Also, the Jazz lost their best player

It’s late July. The temperature outside is essentially that of the planet Mercury, and we still have August to get through. There’s not much on TV, and my doctors won’t let me drive, so I can’t even catch a movie matinee. So every night, I watch the news, especially the political news. Dang, that’s depressing, what with the current POTUS being infantile, unhinged, and bad at his job.

Usually, sports provides a respite. It’s nice, sometimes, to care about something silly and inconsequential, to root, to cheer, to give oneself purely to something that’s, yes, impure, commodified and marketed in the crassest possible ways. But which still can give pleasure, the way any extraordinary humans doing difficult things well can give pleasure, can be astounding and breath-taking and amazing. And that’s particularly true of professional team sports. We don’t just enjoy individuals excelling. We get to enjoy the pleasures of teamwork, of remarkable men and women doing something in tandem. We like it when our teams win. We like it almost as much when they almost win, while playing well.

Summer is time for baseball, the sport I’ve loved longest and best.

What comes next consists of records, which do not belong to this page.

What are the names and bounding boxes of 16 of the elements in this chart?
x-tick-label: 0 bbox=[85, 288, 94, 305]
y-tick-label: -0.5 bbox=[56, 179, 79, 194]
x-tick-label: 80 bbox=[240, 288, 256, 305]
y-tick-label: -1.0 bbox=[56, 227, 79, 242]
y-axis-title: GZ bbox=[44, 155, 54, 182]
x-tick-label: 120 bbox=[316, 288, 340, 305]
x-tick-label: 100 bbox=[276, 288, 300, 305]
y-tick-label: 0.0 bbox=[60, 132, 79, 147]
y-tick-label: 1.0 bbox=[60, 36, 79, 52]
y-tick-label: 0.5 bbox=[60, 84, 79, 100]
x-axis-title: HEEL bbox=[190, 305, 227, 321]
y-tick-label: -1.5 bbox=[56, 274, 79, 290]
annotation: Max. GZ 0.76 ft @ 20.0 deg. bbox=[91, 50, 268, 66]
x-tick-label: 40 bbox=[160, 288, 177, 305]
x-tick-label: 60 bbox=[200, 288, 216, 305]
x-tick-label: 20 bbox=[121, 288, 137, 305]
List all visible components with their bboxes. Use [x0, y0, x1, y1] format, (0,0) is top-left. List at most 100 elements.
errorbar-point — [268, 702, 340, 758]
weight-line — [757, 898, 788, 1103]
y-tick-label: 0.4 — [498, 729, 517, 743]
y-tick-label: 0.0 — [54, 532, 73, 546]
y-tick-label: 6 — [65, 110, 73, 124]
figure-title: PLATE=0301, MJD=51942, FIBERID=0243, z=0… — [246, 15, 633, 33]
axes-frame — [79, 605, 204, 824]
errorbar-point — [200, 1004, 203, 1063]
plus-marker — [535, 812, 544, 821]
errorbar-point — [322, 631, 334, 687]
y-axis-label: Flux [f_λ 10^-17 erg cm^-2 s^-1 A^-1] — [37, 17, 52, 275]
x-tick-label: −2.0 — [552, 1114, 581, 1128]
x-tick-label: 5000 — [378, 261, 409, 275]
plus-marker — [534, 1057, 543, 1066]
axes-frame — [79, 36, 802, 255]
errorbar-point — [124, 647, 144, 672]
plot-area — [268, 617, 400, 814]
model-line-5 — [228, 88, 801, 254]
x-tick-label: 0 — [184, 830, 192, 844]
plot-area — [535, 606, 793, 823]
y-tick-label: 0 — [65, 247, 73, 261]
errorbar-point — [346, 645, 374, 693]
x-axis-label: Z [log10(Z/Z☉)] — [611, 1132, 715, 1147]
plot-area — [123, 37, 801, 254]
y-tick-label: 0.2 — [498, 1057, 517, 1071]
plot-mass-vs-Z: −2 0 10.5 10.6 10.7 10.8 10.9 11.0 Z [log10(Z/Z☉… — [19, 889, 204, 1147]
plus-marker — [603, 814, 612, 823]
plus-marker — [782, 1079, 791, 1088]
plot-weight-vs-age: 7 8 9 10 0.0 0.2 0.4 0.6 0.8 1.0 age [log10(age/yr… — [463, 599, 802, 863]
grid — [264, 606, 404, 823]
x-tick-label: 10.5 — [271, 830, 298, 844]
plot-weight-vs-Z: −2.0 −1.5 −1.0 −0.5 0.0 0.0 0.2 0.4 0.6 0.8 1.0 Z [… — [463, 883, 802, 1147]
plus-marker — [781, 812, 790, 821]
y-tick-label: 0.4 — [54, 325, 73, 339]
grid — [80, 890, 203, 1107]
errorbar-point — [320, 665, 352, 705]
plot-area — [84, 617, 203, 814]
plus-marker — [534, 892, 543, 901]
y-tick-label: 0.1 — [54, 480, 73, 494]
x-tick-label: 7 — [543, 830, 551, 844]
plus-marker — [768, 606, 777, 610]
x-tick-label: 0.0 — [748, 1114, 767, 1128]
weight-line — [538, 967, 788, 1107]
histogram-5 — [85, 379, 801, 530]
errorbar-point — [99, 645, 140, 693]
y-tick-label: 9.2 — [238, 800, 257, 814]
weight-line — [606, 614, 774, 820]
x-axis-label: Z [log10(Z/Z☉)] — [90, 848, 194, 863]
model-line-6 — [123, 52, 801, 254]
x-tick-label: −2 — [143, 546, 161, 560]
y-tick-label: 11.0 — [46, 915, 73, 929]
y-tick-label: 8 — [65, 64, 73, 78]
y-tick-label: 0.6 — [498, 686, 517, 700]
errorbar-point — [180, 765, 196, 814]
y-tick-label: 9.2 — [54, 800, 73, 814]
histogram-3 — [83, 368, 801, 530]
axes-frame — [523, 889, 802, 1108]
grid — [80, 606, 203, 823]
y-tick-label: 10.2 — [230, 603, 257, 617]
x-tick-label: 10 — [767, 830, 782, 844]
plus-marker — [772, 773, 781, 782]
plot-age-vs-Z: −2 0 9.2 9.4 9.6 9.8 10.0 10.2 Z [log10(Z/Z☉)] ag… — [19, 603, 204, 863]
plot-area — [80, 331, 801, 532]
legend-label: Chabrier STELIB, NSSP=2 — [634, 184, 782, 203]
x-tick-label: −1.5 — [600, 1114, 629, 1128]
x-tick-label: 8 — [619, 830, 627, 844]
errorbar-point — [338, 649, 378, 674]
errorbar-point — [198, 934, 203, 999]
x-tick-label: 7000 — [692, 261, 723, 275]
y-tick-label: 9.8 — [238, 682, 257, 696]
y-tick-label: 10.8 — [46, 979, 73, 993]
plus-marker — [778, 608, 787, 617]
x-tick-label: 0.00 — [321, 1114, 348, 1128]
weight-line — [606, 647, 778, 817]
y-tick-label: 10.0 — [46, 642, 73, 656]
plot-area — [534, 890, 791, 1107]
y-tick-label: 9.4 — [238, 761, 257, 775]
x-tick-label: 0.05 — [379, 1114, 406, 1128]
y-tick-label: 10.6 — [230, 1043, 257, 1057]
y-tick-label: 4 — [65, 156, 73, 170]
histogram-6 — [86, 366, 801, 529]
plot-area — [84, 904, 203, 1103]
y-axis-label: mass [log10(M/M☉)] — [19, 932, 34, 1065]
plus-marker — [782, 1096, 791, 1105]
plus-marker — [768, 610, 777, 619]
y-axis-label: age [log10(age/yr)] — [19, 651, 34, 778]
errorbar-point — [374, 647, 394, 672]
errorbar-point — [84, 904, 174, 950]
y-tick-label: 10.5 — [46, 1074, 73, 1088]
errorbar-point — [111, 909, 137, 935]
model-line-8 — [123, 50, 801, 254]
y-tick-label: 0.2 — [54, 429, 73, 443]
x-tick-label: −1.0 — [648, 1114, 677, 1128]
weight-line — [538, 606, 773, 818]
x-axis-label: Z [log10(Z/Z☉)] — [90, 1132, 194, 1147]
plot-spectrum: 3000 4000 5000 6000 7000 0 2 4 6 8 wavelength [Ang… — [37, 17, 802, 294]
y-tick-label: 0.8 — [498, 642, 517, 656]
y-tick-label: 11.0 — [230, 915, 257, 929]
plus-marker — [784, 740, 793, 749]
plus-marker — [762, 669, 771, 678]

And this summer just stinks. I’m a San Francisco Giants fan, and my team has achieved levels of suckitude I would not have previously believed possible. And our collective life-long enemies, the Los Angeles Dodgers, is the best team in baseball. So no, I’m not taking much comfort in the game of baseball.

But I’m not just a baseball fan, and not just a Giants fan. I’m a Utahn, and a fan of the misnamed but deeply loved team known as the Utah Jazz. And last season, the Jazz were easy to root for. After the glorious Stockton/Malone years, the team had, inevitably faltered. A new coach (Quinn Snyder) and general manager (Steve Lindsay) were hired, both of them outstanding. The Jazz drafted well. They signed good players. They hired good coaches. And they began to form an identity. This Jazz team plays solid team defense. They move the ball on offense, and look for open shots. They became known for player development. A talented young center, Rudy Gobert, began a slow and steady improvement. Other young players took tentative steps forward. They made the playoffs last year, and were clearly a team on the rise. And then, two weeks ago, Gordon Hayward stabbed the Utah Jazz in the back.

Gordon Hayward, you have to understand, essentially defines a Jazz player. Nice kid, a family man, good values. Hard working, team oriented. A good scorer, a good shooter, but also an excellent defensive player. Not a super athlete, but a lean and quick 6′ 8″ small forward/big guard, a fine ball handler, a guy capable of creating his own shot. Our leading scoring player last year, and almost certainly the best player on the team.

It’s very difficult to build a championship team. Professional basketball players want to win championships. They also, for the most part, want to live in certain big cities, with the entertainment options big cities can offer. That’s not always true; some of the best teams are located in San Antonio, Oakland and Oklahoma City. Meanwhile, both New York teams are terrible, and only one of the two LA teams is competitive. But Utah will never be a preferred location for good players. What the Jazz have to sell is player development (the Jazz coaching staff does a great job of helping good players improve), patience and a stable franchise, with an enthusiastic and supportive fan base, good ownership and leadership.

Essentially, the Jazz want to become the San Antonio Spurs. That’s not so bad. The Spurs are wonderfully well coached, and their best players have played together for years. The Jazz could do that.

Except Gordon Hayward decided he didn’t want to wait that long. He was offered a lot of money (less than the Jazz offered, but still well over a hundred million dollars), to go to Boston and try to win a championship with the Celtics. He concluded, probably accurately, that the Celtics were closer to winning a championship than the Jazz were. And so, we lost him. He’s gone. We get nothing in return. We just lost our best player.

It’s depressing, and it makes you wonder if your favorite team will ever be able to compete. At the same time, I think the Jazz may be fine next season. I sort of can’t wait to find out.

What has to happen is for some of the younger Jazz players to take a big leap forward and fill the gap Hayward leaves behind. Rodney Hood, when healthy, has essentially the Hayward skill set. Rookie Donovan Mitchell could be a special players. Alec Burks could finally get healthy and live up to his potential. And Dante Exum has looked great this summer.

We could be better. But we won’t know until this winter. And in the meantime, it’s a hot summer. The Giants are terrible, and the political news couldn’t be more depressing. Soccer anyone?